The state has reported just 117 deaths occurring in April.
There have been 542 deaths reported so far for March, 1,336 in February, 3,644 in January and 5,473 in December.
Though Cuyahoga County has the most deaths (2,084) of any county in the state, its death rate of 1.69 per 1,000 residents is just slightly above the statewide rate of 1.62 per 1,000. The counties with the highest rates are Monroe (3 per 1,000), Putnam (2.92) and Tuscarawas (2.61).
Among the dead are at least 7,232 patients of nursing homes and other long-term care facilities, according to the last weekly update on Wednesday, April 21. This is up from 7,198 reported a week earlier.
However, the actual number is unclear.
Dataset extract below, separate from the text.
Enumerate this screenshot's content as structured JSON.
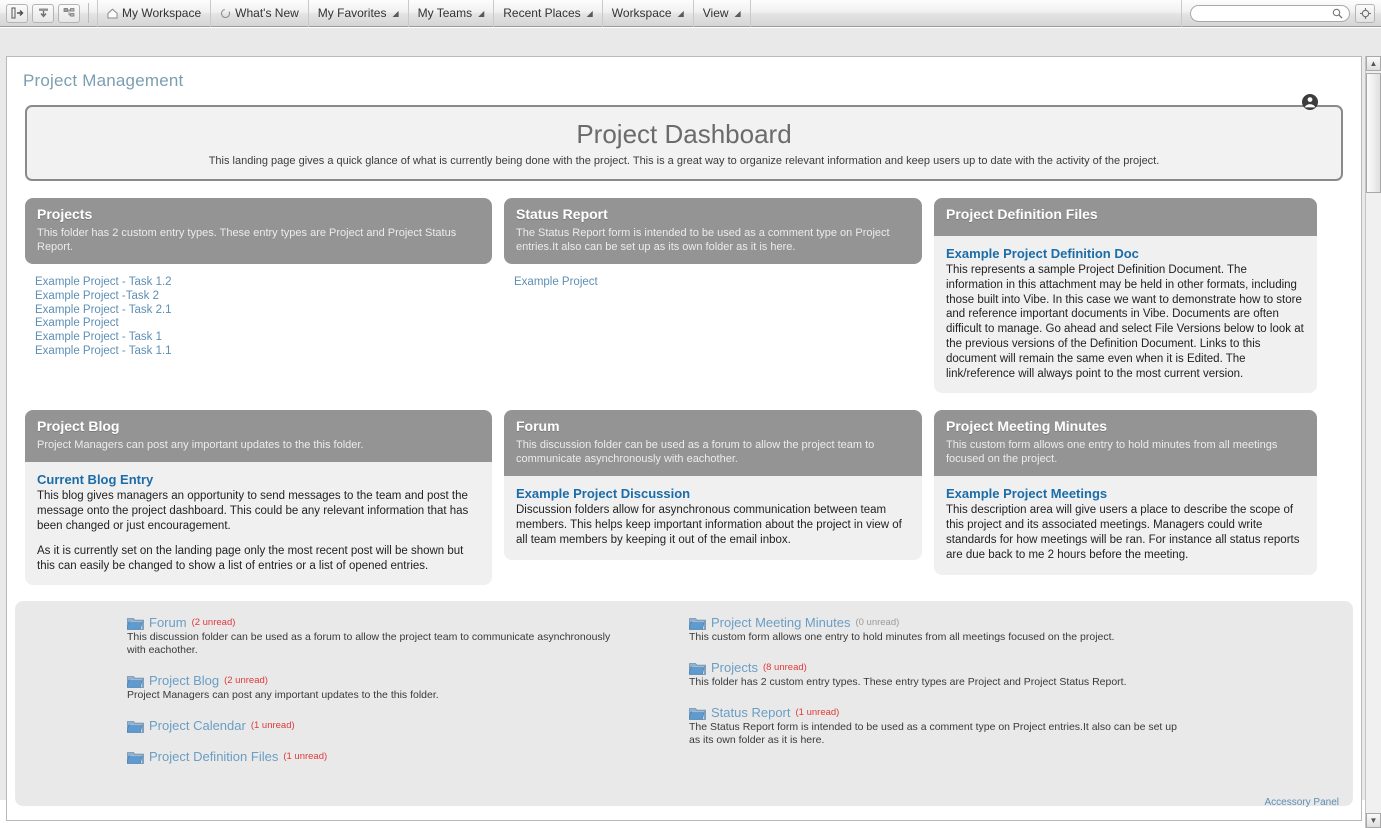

Before the state changed its death reporting methods, it had reported 7,462 nursing home deaths in early March.
The health department said Wednesday there were 214 current cases involving nursing home patients, and 300 involving nursing home staff. This was down from 291 and 319 the previous week.
In mid-December, there were 5,155 patient cases and 3,271 staff cases. Case details by nursing home can be found at this link.
The state updates school data each Thursday. It reported 1,224 new student cases last week, and 141 new staff cases across Ohio. These totals reported on April 22 cover new cases discovered from from April 12 through April 18.
A week earlier, the state reported 1,171 student cases and 146 for staff, up sharply from 635 and 119 the week before that.
School-by-school details can be found at this link.
Three-in-four of the deaths have been to people age 70 and older, breaking down this way: under age 20 (7), in their 20s (24), in their 30s (102, in their 40s (269), in their 50s (975), in their 60s (2,774), in their 70s (5,131) and at least 80 years old (9,839).
Those age 80 and up have accounted for 51% of the known coronavirus deaths, in comparison to 44% of all known Ohio deaths for all causes in 2018.
Those in their 70s have accounted for 27% of the coronavirus deaths, in comparison to 21% of all Ohio deaths in 2018 ahead of the virus.
But for hospitalizations, the cases are more spread out age-wise: under age 20 (1,390), in their 20s (2,250), in their 30s (2,989), in their 40s (4,485), in their 50s (8,136), in their 60s (12,010), in their 70s (12,939) and at least 80 years old (11,614).
Hospitalizations have decreased sharply among older age groups since the start of vaccines. Older people were the first focus of vaccine efforts.
For the deaths in which race was reported, 86% of the people are white, and 13% are Black. For total cases, 75% are white and 14% Black.
Ohio’s overall population is 82% white and 13% Black. But among Ohioans at least 70 years old - the age group accounting for three-quarters of the deaths - Ohio is 89% white and 9% Black.
The first three cases were confirmed on March 9, 2020. The total topped 100,000 on Aug. 9, 250,000 on Nov. 8, 500,000 on Dec. 8, and 1 million on March 22.
Among the cases reported to date are 169,065 listed as “probable,” those cases included by a wider variety of tests or identified through non-testing evidence. This total is up from 165,913 last week.